Steven Spielberg nous offre une déclaration d’amour au cinéma et un hommage à sa mère. Un film sensible, chaleureux et drôle (même juste avec un mouvement de caméra pour la toute dernière image du film). Lumineux.
Comme de nombreux films de ces dernières années, "The Fabelmans" est un long métrage de 2h31.
Il se détache cependant du lot en racontant ici les évènements qui ont poussé le réalisateur Steven Spielberg à se lancer dans la réalisation de films, dans un cadre intimiste qu'il n'avait alors jamais osé dévoilé.
Grandissant dans les années 1950, Sammy Fabelman ( d'abord interprété par Mateo Zoryon Francis-DeFord enfant, puis Gabriel Labelle adolescent) découvre le cinéma, ses parents l'emmenant voir son premier film, alors qu'il n'a pas encore 10 ans.
Tout simplement transcendé par cette expérience, le jeune garçon va rapidement développer une obsession pour la mise en scène devant la caméra, filmant (avec la caméra de son père) ses deux sœurs, Natalie et Reggie (Keeley Karsten et Julia Butters) qui jouent les actrices en herbe.

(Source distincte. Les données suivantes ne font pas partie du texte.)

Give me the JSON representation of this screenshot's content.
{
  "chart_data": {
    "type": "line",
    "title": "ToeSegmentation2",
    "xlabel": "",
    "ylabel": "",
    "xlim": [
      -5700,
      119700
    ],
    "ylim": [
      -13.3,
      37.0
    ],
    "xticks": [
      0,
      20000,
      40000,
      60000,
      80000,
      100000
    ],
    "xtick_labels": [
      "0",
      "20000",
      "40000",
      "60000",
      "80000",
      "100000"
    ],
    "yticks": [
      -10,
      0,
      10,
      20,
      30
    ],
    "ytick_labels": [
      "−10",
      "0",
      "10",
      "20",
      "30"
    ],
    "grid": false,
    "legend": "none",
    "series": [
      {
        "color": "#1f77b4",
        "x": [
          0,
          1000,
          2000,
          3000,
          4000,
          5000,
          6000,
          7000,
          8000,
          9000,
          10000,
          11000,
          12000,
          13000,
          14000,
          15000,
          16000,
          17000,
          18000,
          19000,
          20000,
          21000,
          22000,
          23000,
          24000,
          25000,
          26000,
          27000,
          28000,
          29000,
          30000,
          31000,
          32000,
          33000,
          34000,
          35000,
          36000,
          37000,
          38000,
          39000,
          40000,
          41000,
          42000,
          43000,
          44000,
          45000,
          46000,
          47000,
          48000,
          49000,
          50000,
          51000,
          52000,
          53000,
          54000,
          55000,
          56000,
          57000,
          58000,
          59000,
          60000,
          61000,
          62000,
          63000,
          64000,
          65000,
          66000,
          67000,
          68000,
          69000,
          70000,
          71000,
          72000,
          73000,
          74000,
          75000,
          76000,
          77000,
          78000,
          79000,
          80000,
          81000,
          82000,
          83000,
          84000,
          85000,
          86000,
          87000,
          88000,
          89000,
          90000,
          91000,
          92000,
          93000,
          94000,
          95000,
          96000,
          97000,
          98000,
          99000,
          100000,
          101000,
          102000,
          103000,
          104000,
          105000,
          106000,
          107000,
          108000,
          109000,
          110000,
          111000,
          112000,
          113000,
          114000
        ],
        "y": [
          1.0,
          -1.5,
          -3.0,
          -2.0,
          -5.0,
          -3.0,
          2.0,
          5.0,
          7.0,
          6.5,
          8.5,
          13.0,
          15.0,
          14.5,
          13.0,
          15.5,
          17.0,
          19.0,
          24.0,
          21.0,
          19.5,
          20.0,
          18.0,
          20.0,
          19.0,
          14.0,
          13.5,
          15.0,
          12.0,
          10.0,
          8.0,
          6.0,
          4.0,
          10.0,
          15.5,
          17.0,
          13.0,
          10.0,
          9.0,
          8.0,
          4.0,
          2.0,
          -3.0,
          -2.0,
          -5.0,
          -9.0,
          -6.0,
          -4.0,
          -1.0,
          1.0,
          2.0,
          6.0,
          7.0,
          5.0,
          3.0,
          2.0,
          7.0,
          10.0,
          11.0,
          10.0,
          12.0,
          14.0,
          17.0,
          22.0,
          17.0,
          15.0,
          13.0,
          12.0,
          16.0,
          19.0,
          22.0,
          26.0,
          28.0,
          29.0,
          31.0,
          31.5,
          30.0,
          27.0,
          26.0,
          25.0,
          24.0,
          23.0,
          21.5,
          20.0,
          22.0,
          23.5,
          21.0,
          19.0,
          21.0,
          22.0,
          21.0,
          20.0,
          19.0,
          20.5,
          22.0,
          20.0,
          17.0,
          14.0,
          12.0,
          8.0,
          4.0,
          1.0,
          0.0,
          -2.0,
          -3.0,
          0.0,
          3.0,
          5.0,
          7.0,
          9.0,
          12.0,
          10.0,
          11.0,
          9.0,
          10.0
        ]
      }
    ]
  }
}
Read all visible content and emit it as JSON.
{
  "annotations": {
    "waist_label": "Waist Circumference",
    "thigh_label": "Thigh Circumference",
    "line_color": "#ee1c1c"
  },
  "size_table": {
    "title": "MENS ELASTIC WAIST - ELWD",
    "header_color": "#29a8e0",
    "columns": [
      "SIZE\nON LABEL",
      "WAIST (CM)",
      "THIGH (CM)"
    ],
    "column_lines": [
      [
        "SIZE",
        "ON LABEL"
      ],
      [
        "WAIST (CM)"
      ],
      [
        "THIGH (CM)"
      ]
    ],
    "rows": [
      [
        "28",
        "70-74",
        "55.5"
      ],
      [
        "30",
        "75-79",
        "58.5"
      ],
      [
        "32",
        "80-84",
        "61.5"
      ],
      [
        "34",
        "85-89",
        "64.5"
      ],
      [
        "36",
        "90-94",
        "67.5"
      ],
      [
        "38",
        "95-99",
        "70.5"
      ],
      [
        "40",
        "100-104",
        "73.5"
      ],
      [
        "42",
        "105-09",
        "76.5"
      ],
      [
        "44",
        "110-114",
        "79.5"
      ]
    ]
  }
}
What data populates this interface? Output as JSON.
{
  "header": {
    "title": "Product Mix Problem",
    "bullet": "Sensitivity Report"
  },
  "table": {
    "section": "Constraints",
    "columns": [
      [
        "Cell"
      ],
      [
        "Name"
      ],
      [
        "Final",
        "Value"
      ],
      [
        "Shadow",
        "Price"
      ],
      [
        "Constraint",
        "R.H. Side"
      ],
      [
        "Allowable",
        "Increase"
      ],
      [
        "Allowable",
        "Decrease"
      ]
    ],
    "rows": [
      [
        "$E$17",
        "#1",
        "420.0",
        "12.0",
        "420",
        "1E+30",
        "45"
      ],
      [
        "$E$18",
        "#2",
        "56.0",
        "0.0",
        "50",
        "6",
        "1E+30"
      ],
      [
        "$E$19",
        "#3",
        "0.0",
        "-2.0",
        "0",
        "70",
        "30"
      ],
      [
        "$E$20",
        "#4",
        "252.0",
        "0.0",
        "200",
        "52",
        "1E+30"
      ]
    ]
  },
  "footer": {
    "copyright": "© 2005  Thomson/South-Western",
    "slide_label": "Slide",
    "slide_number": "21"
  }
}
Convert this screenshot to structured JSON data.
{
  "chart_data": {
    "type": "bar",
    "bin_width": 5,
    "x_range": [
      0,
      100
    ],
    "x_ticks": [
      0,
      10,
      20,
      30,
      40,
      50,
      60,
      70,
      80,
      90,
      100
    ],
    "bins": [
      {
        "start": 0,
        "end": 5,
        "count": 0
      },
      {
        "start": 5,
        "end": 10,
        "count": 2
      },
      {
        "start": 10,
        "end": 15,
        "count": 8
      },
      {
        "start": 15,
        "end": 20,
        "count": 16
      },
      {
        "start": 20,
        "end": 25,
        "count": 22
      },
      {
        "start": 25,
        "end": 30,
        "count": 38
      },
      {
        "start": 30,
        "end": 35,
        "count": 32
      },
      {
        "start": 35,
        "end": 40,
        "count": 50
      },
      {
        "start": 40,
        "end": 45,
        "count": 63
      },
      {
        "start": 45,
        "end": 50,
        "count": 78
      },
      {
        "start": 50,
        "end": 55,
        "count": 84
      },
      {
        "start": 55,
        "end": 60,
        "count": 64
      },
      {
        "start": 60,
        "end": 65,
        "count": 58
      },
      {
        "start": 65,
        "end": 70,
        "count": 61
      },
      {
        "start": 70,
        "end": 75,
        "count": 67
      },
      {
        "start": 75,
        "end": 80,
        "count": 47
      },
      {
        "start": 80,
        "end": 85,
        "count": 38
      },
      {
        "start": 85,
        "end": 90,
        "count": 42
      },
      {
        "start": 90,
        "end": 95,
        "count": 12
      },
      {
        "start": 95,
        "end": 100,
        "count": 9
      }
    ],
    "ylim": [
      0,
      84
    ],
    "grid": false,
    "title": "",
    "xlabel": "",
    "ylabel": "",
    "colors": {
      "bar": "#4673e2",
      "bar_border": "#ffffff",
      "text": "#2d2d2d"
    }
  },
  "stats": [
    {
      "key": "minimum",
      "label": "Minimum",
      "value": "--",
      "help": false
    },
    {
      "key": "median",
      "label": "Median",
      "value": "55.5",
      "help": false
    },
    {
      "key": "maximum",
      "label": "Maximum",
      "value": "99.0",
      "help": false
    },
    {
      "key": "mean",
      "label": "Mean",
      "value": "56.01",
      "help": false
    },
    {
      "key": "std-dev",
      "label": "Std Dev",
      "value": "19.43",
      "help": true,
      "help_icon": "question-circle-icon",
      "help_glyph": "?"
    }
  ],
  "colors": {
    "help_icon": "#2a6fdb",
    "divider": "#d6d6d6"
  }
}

Va alors s'ensuivre un parcours initiatique, qui, par le hasard de rencontres, devra alors demander à Sammy Fabelman de choisir comment continuer à pratiquer sa passion, tout en restant fidèles à ses principes familiaux, ainsi qu'en gardant un lien privilégié avec Mitzi, sa mère ( Michelle Williams) la première artiste de la famille, qui le soutient depuis toujours.
"The Fabelmans" est une réelle déclaration d'amour de Steven Spielberg au cinéma, qui lui a tant donné et permis de traverser les épreuves de conflits familiaux, du traumatisme de la Seconde guerre mondiale, et de l'antisémitisme très présent aux Etats-Unis.
On se sent submergé par l'émotion, la persévérance de ce jeune homme qui souffre autant qu'il brille par la passion qui l'anime, et qui se sent destiné à faire de grandes choses pour le 7ème art.
Il semble que la suite des évènements lui aura donné raison.
Merci Steven de nous avoir fait partager vos premières émotions de spectateur puis de réalisateur amateur ! ... Merci monsieur Spielberg d'avoir si bien filmé cette période de votre existence , d'avoir si bien capté les doutes, les ressentis , les révélations au sein d'une famille américaine des années 60/70 . La génétique a fait de vous un monstre du cinéma pour notre plus grand bonheur ! Bel hommage à vos parents et leurs spécificités et surtout leur amour pour vous en toutes circonstances qui vous a permis de VOUS réaliser. Un super 8/10 !!!